# How to check for internet connectivity



## Sridhar_Rao (Jul 8, 2007)

I am connected to BSNL broadband through landline. Sometimes there is hardly any connection, although the network connectivity properties display that it is connected at 100 mbps. This could be due to a disruption/disconnection in the telephone line or the server being down. Is there any way to differentiate between the two? How should I troubleshoot poor or no connectivity? What is ping?


----------



## Choto Cheeta (Jul 8, 2007)

Keep a ping request running, go to command Promt...
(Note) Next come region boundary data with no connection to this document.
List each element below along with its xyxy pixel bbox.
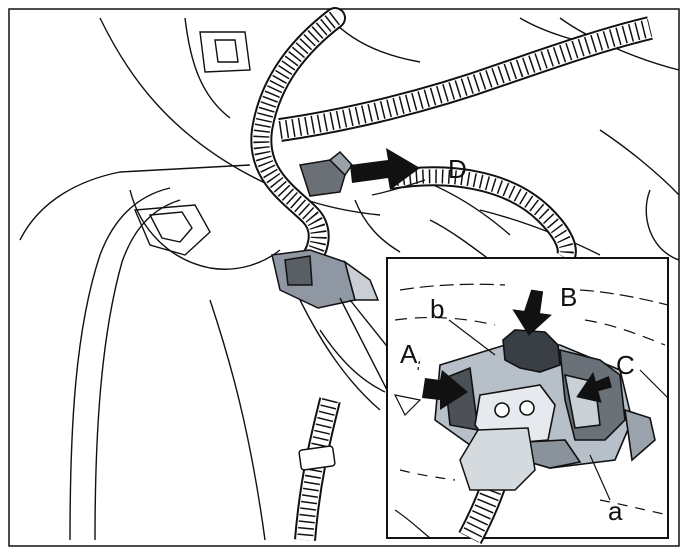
inset-cable xyxy=(458,427,536,545)
label-b: b xyxy=(430,294,444,324)
label-D: D xyxy=(448,154,467,184)
label-a: a xyxy=(608,496,623,526)
wire-harness-main xyxy=(250,7,346,281)
body-panel-lines xyxy=(19,17,680,541)
wire-harness-horizontal xyxy=(278,16,653,142)
figure-frame xyxy=(8,8,680,547)
label-B: B xyxy=(560,282,577,312)
label-A: A xyxy=(400,339,418,369)
connector-small xyxy=(271,249,380,309)
arrow-D xyxy=(350,148,426,196)
detail-inset: A B C a b xyxy=(386,257,669,545)
inset-callout-leaders xyxy=(417,319,611,501)
arrow-B xyxy=(512,289,552,336)
harness-clamp xyxy=(299,150,353,197)
wire-harness-lower xyxy=(294,397,341,541)
arrow-A xyxy=(422,370,468,410)
wire-harness-right xyxy=(388,166,577,264)
label-C: C xyxy=(616,350,635,380)
inset-background-lines xyxy=(393,283,669,539)
arrow-C xyxy=(576,371,612,403)
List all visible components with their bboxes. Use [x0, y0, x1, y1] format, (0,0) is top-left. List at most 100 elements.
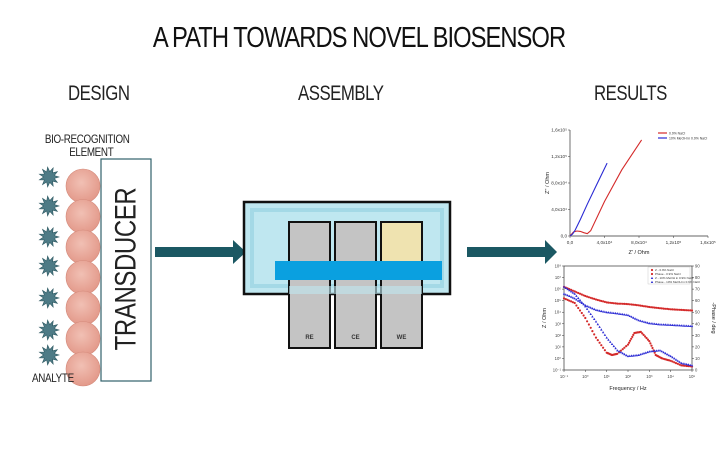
bode-data-point — [616, 349, 619, 352]
bode-data-point — [625, 345, 628, 348]
bode-data-point — [587, 305, 591, 308]
bode-data-point — [669, 359, 672, 362]
bode-data-point — [662, 351, 665, 354]
bode-data-point — [603, 300, 606, 303]
analyte-icon — [38, 255, 60, 277]
stage-label-assembly: ASSEMBLY — [298, 82, 384, 105]
bode-data-point — [610, 311, 614, 314]
bode-data-point — [603, 349, 606, 352]
bode-y2-tick-label: 70 — [695, 287, 700, 292]
bode-data-point — [660, 323, 663, 326]
bode-data-point — [655, 306, 658, 309]
bode-y2-tick-label: 0 — [695, 368, 698, 373]
bode-data-point — [682, 364, 685, 367]
bode-data-point — [637, 304, 640, 307]
bode-y-tick-label: 10⁸ — [555, 264, 562, 269]
bode-data-point — [657, 306, 660, 310]
bode-data-point — [689, 363, 692, 366]
bode-data-point — [651, 349, 655, 353]
bode-data-point — [573, 292, 576, 295]
bode-data-point — [625, 302, 628, 306]
bode-data-point — [575, 294, 578, 297]
bode-x-tick-label: 10⁰ — [582, 374, 589, 379]
bode-data-point — [632, 316, 635, 319]
bode-data-point — [689, 324, 692, 327]
bode-data-point — [642, 320, 646, 323]
bode-data-point — [566, 294, 569, 297]
bode-data-point — [621, 351, 624, 355]
bode-y2-tick-label: 80 — [695, 275, 700, 280]
bode-data-point — [657, 322, 660, 326]
stage-label-design: DESIGN — [68, 82, 130, 105]
bode-data-point — [596, 339, 599, 342]
bode-data-point — [617, 312, 621, 315]
bode-data-point — [571, 291, 575, 294]
bode-data-point — [687, 363, 690, 366]
bode-y-tick-label: 10⁰ — [555, 356, 562, 361]
bode-data-point — [575, 298, 578, 301]
bode-legend-marker — [650, 268, 654, 272]
bode-data-point — [570, 288, 573, 291]
bode-x-tick-label: 10¹ — [604, 374, 611, 379]
bode-data-point — [683, 362, 687, 365]
bode-data-point — [591, 330, 594, 333]
bode-x-tick-label: 10⁻¹ — [560, 374, 569, 379]
nyquist-y-tick-label: 1,2x10⁵ — [551, 154, 567, 159]
bode-y2-tick-label: 30 — [695, 333, 700, 338]
nyquist-x-tick-label: 1,6x10⁵ — [700, 240, 716, 245]
bode-data-point — [689, 309, 692, 312]
bode-data-point — [653, 349, 656, 352]
bode-data-point — [571, 296, 575, 299]
bode-data-point — [591, 315, 594, 318]
bode-data-point — [601, 310, 605, 313]
bode-data-point — [678, 360, 681, 363]
bode-data-point — [683, 364, 686, 367]
bode-data-point — [598, 299, 601, 302]
nyquist-y-axis-label: Z'' / Ohm — [545, 172, 551, 194]
bode-data-point — [612, 311, 615, 314]
bode-data-point — [673, 323, 676, 327]
bode-x-tick-label: 10² — [625, 374, 632, 379]
bode-data-point — [680, 324, 683, 327]
bode-data-point — [644, 335, 647, 338]
bode-data-point — [585, 307, 589, 310]
bode-data-point — [673, 361, 676, 364]
bode-y-tick-label: 10⁴ — [555, 310, 562, 315]
bode-data-point — [650, 306, 653, 309]
bode-data-point — [607, 338, 610, 341]
bode-data-point — [648, 305, 651, 309]
bode-data-point — [628, 314, 631, 317]
bode-x-tick-label: 10³ — [646, 374, 653, 379]
bode-data-point — [687, 309, 690, 312]
electrode-we-label: WE — [397, 335, 407, 341]
bode-data-point — [681, 362, 685, 365]
bode-data-point — [575, 304, 578, 307]
bode-data-point — [658, 307, 662, 310]
bode-data-point — [566, 287, 569, 291]
bode-data-point — [680, 308, 683, 311]
bode-data-point — [631, 335, 634, 338]
bode-data-point — [619, 351, 623, 354]
bode-data-point — [683, 324, 687, 327]
bode-data-point — [644, 351, 647, 354]
bode-data-point — [587, 296, 590, 299]
bode-data-point — [633, 354, 637, 357]
bode-data-point — [623, 346, 626, 349]
bode-data-point — [562, 285, 566, 288]
bode-data-point — [630, 315, 633, 318]
bode-data-point — [580, 311, 583, 315]
bode-data-point — [564, 286, 567, 289]
bode-data-point — [594, 320, 598, 323]
bode-y-tick-label: 10² — [555, 333, 562, 338]
bode-data-point — [603, 310, 607, 313]
bode-data-point — [575, 291, 578, 294]
bode-data-point — [662, 323, 665, 326]
bode-data-point — [635, 318, 639, 321]
bode-data-point — [626, 303, 630, 306]
bode-data-point — [639, 304, 642, 307]
page-title: A PATH TOWARDS NOVEL BIOSENSOR — [152, 22, 566, 54]
bode-data-point — [610, 301, 614, 305]
bode-data-point — [649, 350, 653, 353]
bode-data-point — [609, 340, 612, 343]
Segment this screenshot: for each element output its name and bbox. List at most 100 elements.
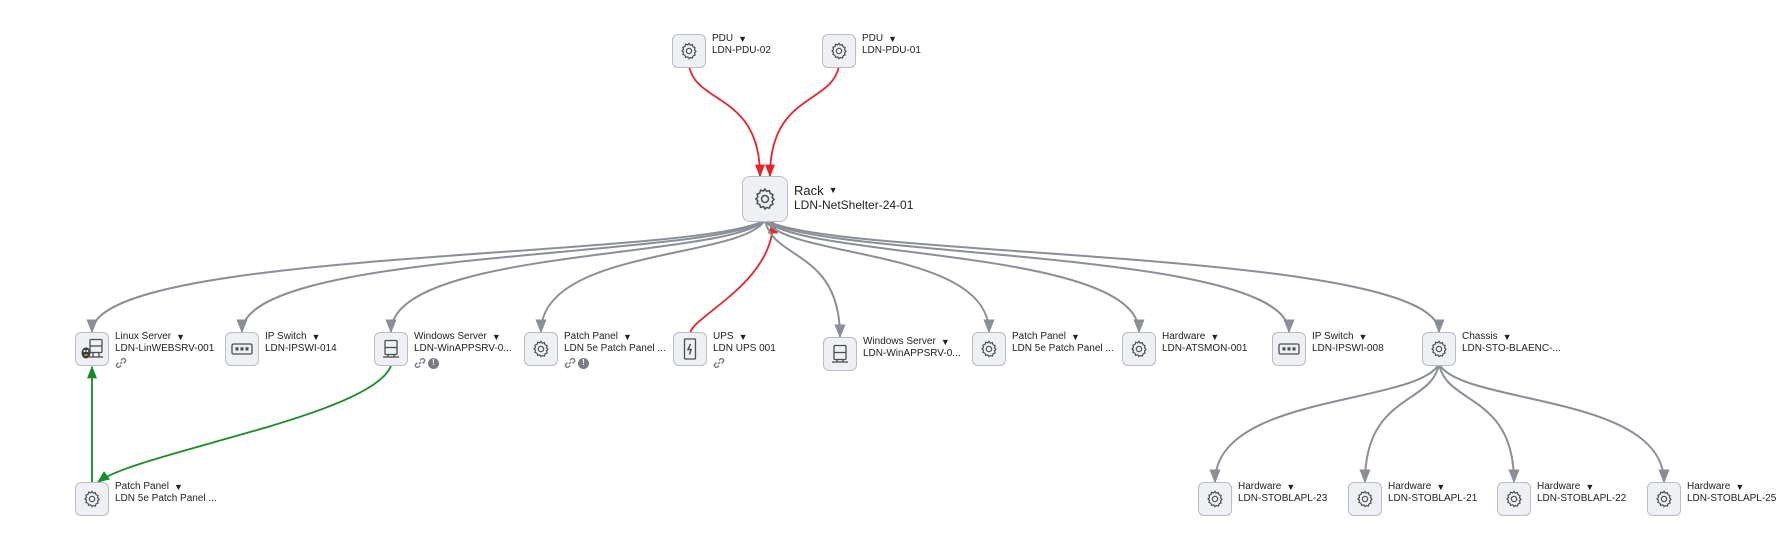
node-type-dropdown[interactable]: UPS▼ [713,331,776,343]
caret-down-icon[interactable]: ▼ [1585,482,1595,492]
node-type-dropdown[interactable]: Windows Server▼ [414,331,510,343]
node-type-dropdown[interactable]: Linux Server▼ [115,331,211,343]
node-name: LDN-PDU-01 [862,45,921,56]
node-hardware-ldn-atsmon-001[interactable]: Hardware ▼LDN-ATSMON-001 [1122,331,1248,366]
node-linux-server-ldn-linwebsrv-001[interactable]: Linux Server▼LDN-LinWEBSRV-001 [75,331,214,369]
node-type-dropdown[interactable]: Hardware ▼ [1388,481,1477,493]
warning-icon[interactable]: ! [428,357,439,369]
gear-icon[interactable] [672,34,706,68]
node-hardware-ldn-stoblapl-21[interactable]: Hardware▼LDN-STOBLAPL-21 [1348,481,1477,516]
caret-down-icon[interactable]: ▼ [1735,482,1745,492]
node-type-dropdown[interactable]: Patch Panel ▼ [1012,331,1108,343]
node-type-dropdown[interactable]: PDU▼ [862,33,921,45]
node-patch-panel-ldn-5e-patch-panel[interactable]: Patch Panel▼LDN 5e Patch Panel ...! [524,331,666,369]
server-icon[interactable] [823,337,857,371]
switch-icon[interactable] [1272,332,1306,366]
caret-down-icon[interactable]: ▼ [1210,332,1220,342]
node-type-label: Patch Panel [115,481,169,492]
gear-icon[interactable] [742,176,788,222]
link-icon[interactable] [713,357,725,369]
caret-down-icon[interactable]: ▼ [1358,332,1368,342]
node-hardware-ldn-stoblapl-22[interactable]: Hardware ▼LDN-STOBLAPL-22 [1497,481,1627,516]
edge-rack-to-chassis [764,219,1445,334]
node-type-dropdown[interactable]: PDU▼ [712,33,771,45]
caret-down-icon[interactable]: ▼ [176,332,186,342]
node-pdu-ldn-pdu-01[interactable]: PDU▼LDN-PDU-01 [822,33,921,68]
node-type-label: Patch Panel [564,331,618,342]
warning-icon[interactable]: ! [578,357,589,369]
node-hardware-ldn-stoblapl-23[interactable]: Hardware▼LDN-STOBLAPL-23 [1198,481,1327,516]
node-type-dropdown[interactable]: IP Switch ▼ [1312,331,1384,343]
node-type-label: Hardware [1687,481,1731,492]
node-ups-ldn-ups-001[interactable]: UPS▼LDN UPS 001 [673,331,776,369]
node-name: LDN-STOBLAPL-22 [1537,493,1627,504]
node-type-label: IP Switch [265,331,307,342]
caret-down-icon[interactable]: ▼ [1286,482,1296,492]
gear-icon[interactable] [1122,332,1156,366]
node-windows-server-ldn-winappsrv-0[interactable]: Windows Server▼LDN-WinAPPSRV-0...! [374,331,512,369]
node-type-label: Hardware [1162,331,1206,342]
edge-pdu1-to-rack [764,65,840,178]
caret-down-icon[interactable]: ▼ [828,185,838,195]
node-windows-server-ldn-winappsrv-0[interactable]: Windows Server▼LDN-WinAPPSRV-0... [823,336,961,371]
edge-rack-to-win2 [764,219,846,339]
ups-icon[interactable] [673,332,707,366]
link-icon[interactable] [115,357,127,369]
gear-icon[interactable] [972,332,1006,366]
gear-icon[interactable] [1647,482,1681,516]
node-type-dropdown[interactable]: Hardware ▼ [1537,481,1626,493]
caret-down-icon[interactable]: ▼ [738,332,748,342]
gear-icon[interactable] [524,332,558,366]
edge-rack-to-hwatsm [764,219,1145,334]
caret-down-icon[interactable]: ▼ [622,332,632,342]
node-type-label: Rack [794,183,824,198]
linux-server-icon[interactable] [75,332,109,366]
caret-down-icon[interactable]: ▼ [1070,332,1080,342]
node-type-label: IP Switch [1312,331,1354,342]
node-type-label: Hardware [1537,481,1581,492]
node-type-label: Hardware [1238,481,1282,492]
gear-icon[interactable] [1348,482,1382,516]
link-icon[interactable] [564,357,576,369]
node-type-dropdown[interactable]: IP Switch ▼ [265,331,337,343]
caret-down-icon[interactable]: ▼ [1436,482,1446,492]
node-type-dropdown[interactable]: Patch Panel ▼ [115,481,211,493]
gear-icon[interactable] [1198,482,1232,516]
caret-down-icon[interactable]: ▼ [491,332,501,342]
gear-icon[interactable] [1497,482,1531,516]
node-ip-switch-ldn-ipswi-008[interactable]: IP Switch▼LDN-IPSWI-008 [1272,331,1384,366]
node-name: LDN 5e Patch Panel ... [1012,343,1114,354]
node-pdu-ldn-pdu-02[interactable]: PDU▼LDN-PDU-02 [672,33,771,68]
node-patch-panel-ldn-5e-patch-panel[interactable]: Patch Panel▼LDN 5e Patch Panel ... [75,481,217,516]
switch-icon[interactable] [225,332,259,366]
gear-icon[interactable] [822,34,856,68]
edge-ups-to-rack [689,220,779,335]
node-type-label: Hardware [1388,481,1432,492]
server-icon[interactable] [374,332,408,366]
gear-icon[interactable] [1422,332,1456,366]
caret-down-icon[interactable]: ▼ [173,482,183,492]
node-type-dropdown[interactable]: Windows Server▼ [863,336,959,348]
node-chassis-ldn-sto-blaenc[interactable]: Chassis▼LDN-STO-BLAENC-... [1422,331,1561,366]
node-type-dropdown[interactable]: Chassis▼ [1462,331,1558,343]
node-type-dropdown[interactable]: Hardware ▼ [1238,481,1327,493]
caret-down-icon[interactable]: ▼ [940,337,950,347]
caret-down-icon[interactable]: ▼ [738,34,748,44]
gear-icon[interactable] [75,482,109,516]
node-type-label: Patch Panel [1012,331,1066,342]
caret-down-icon[interactable]: ▼ [311,332,321,342]
node-ip-switch-ldn-ipswi-014[interactable]: IP Switch▼LDN-IPSWI-014 [225,331,337,366]
caret-down-icon[interactable]: ▼ [888,34,898,44]
node-name: LDN-PDU-02 [712,45,771,56]
link-icon[interactable] [414,357,426,369]
node-type-dropdown[interactable]: Hardware ▼ [1687,481,1776,493]
node-hardware-ldn-stoblapl-25[interactable]: Hardware▼LDN-STOBLAPL-25 [1647,481,1776,516]
node-type-dropdown[interactable]: Hardware ▼ [1162,331,1247,343]
node-rack-ldn-netshelter-24-01[interactable]: Rack▼LDN-NetShelter-24-01 [742,176,913,222]
caret-down-icon[interactable]: ▼ [1502,332,1512,342]
node-type-dropdown[interactable]: Patch Panel ▼ [564,331,660,343]
node-name: LDN-ATSMON-001 [1162,343,1248,354]
node-patch-panel-ldn-5e-patch-panel[interactable]: Patch Panel ▼LDN 5e Patch Panel ... [972,331,1114,366]
node-type-dropdown[interactable]: Rack ▼ [794,183,913,198]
then run, this command, *ping google.com - t*

Now What is Ping ??

Read here, *en.wikipedia.org/wiki/Ping


----------



## Sridhar_Rao (Jul 9, 2007)

Fine thank you, but I still cant interpret it. How do I differntiate the loss of connectivity from server failure. Remember I am a layman as far as computers are concerned.


----------



## it_waaznt_me (Jul 9, 2007)

100 Mbps = Your computer's lan connection to your router which is different from your internet connection which is your router's connection to your ISP. 

To find out if server is down, check the status on the router itself. Login to *192.168.1.1/ and check the status there ..


----------



## ravi_9793 (Jul 9, 2007)

Follow these steps......
1) start-->>control panel-->>Network connections-->>right click local area connection-->>properties-->>TCP/IP properties.

*img339.imageshack.us/img339/1733/24hb6.jpg

Note DNS server address

2) Start-->>run-->> type cmd and press enter
command prompt windows will open.type this 
ping 202.56.224.153 -t 
(This is mine ISP DNS server address, you type your BSNL DNS server address) and press enter.

If  you see like this,
*img406.imageshack.us/img406/5248/cmdei0.jpg

Than ur internet connectivity is fine.But if you see some incomplete line..than there is soem problem in internet connectivity.


----------